Remarkably, this dividend was a one-time thing; as in the other Middle Colonies the notes so issued were ultimately redeemed in hard money. A near contemporary historian with a near-gift for metaphor credited the experiment with ‘feeding the flame of industry that began to kindle’. A much later student has concluded that ‘this was the most successful paper money issued by any of the colonies’.
Two centuries later during the Great Depression a British soldier turned economic prophet, Major C.H. Douglas, made very nearly the same proposal. This was Social Credit. Save in much distant precincts as the Canadian Prairies, he acquired general disesteem as a monetary crank. He was two hundred years too late. (Galbraith, pp. 53-54)
Interestingly, we see some of those ideas once again being floated once again today.

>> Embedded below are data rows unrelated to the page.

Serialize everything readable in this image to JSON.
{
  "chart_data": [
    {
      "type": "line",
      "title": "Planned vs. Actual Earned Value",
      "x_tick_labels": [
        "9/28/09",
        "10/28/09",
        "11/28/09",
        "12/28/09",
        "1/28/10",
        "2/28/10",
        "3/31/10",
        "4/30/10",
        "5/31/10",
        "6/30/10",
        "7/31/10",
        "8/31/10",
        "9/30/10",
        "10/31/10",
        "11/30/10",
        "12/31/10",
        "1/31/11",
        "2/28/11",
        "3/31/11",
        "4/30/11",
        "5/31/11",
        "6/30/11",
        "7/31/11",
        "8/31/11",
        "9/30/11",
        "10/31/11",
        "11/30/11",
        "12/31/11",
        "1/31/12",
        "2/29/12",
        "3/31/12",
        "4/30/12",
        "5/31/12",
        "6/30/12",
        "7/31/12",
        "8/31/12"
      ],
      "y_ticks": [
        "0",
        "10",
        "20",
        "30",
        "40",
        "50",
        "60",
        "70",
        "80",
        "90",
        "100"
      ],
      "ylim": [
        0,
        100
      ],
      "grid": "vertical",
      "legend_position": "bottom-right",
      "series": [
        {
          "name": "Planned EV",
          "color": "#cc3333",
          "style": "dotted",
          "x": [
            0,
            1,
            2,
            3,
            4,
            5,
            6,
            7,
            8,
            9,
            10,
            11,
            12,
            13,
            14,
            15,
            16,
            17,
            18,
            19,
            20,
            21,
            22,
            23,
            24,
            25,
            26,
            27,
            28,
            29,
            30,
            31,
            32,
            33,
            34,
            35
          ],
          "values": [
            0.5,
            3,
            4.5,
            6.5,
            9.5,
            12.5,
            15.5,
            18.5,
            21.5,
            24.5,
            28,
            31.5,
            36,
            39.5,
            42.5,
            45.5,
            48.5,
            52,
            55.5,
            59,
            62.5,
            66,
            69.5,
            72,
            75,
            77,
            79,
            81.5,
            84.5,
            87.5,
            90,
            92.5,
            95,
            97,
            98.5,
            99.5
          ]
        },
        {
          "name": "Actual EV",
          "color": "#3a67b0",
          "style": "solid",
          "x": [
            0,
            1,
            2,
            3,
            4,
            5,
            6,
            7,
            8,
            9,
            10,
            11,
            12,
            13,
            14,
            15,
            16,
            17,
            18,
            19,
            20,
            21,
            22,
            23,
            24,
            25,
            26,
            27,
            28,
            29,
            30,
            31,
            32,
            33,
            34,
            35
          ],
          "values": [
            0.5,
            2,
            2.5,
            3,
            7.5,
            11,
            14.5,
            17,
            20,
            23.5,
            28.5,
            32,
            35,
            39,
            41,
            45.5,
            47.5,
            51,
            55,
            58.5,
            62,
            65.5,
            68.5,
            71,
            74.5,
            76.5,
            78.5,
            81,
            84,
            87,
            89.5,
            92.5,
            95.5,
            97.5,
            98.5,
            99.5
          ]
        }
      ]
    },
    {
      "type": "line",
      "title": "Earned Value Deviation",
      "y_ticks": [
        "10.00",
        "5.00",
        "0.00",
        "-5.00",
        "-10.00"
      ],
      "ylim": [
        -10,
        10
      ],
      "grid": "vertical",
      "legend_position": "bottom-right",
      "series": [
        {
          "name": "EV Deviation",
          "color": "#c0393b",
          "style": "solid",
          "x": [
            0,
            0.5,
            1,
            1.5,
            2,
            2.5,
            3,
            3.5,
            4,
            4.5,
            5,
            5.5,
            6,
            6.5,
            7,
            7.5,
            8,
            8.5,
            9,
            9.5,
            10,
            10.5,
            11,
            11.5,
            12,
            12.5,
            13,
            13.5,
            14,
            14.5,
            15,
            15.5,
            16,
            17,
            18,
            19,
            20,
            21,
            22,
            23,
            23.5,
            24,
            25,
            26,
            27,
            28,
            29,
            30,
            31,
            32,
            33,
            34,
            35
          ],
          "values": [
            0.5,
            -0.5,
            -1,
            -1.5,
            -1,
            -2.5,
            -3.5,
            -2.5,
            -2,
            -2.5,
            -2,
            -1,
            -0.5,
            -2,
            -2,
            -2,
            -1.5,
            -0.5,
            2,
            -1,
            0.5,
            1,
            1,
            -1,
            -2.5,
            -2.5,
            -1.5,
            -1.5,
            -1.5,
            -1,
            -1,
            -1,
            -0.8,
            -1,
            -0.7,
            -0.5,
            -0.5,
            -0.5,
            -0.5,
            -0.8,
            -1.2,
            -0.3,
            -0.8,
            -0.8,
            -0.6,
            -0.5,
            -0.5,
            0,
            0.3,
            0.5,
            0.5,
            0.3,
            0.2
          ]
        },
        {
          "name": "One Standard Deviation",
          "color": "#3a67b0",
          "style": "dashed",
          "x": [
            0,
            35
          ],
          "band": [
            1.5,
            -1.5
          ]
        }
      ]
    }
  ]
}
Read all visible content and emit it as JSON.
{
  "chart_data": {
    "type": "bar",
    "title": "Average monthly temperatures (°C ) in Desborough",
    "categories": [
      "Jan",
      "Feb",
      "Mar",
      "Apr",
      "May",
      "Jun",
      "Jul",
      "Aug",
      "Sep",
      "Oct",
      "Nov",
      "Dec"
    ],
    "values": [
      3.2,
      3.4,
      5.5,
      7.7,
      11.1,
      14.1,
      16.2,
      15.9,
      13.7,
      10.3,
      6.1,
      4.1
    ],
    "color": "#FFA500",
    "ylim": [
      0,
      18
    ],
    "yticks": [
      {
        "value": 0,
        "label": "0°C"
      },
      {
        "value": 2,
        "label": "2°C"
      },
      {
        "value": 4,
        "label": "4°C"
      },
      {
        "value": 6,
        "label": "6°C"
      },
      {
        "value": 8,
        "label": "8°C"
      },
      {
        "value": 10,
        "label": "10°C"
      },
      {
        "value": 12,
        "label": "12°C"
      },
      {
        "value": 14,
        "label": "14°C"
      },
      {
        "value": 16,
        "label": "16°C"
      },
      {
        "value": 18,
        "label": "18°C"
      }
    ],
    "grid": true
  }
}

As Galbraith notes, later economic historians would focus exclusively on the failures of such early experiments, and deliberately ignore the places were it was successful. Much of this was based on the “gold is real money” ideology, along with the ideas around the “inherent profligacy of governments” which would invariably cause inflation. In other words, the groupthink of the economics priesthood:
Towards the end of the nineteenth century expanding university facilities, an increased interest in the past and a pressing need for subjects on which to do doctoral theses and other scholarly research all led to a greatly expanded exploration of colonial economic history. By then, among historians and economists, the gold standard had become an article of the highest faith. Their research did not subordinate faith to fact.
By what amounted to a tacit understanding between right-thinking men the abandoned tendencies of Rhode Island, Massachusetts and South Carolina were taken to epitomize the colonial monetary experience. The different experience of the Middle Colonies was simply ignored.
A leading modern student of colonial monetary experience has noted that: ‘One looks in vain for any discussion of these satisfactory currency experiments in the standard works on American monetary and financial history.’ Another has concluded that ‘…generations of historical scholarship have fostered a mistaken impression of the monetary practices of the colonies’. (Galbraith, pp. 54-55)
History repeats itself: today we once again have an economics caste wedded to orthodoxy and unwilling to consider alternative points of view. The MMT school of economics is fighting a lonely battle against this tendency today.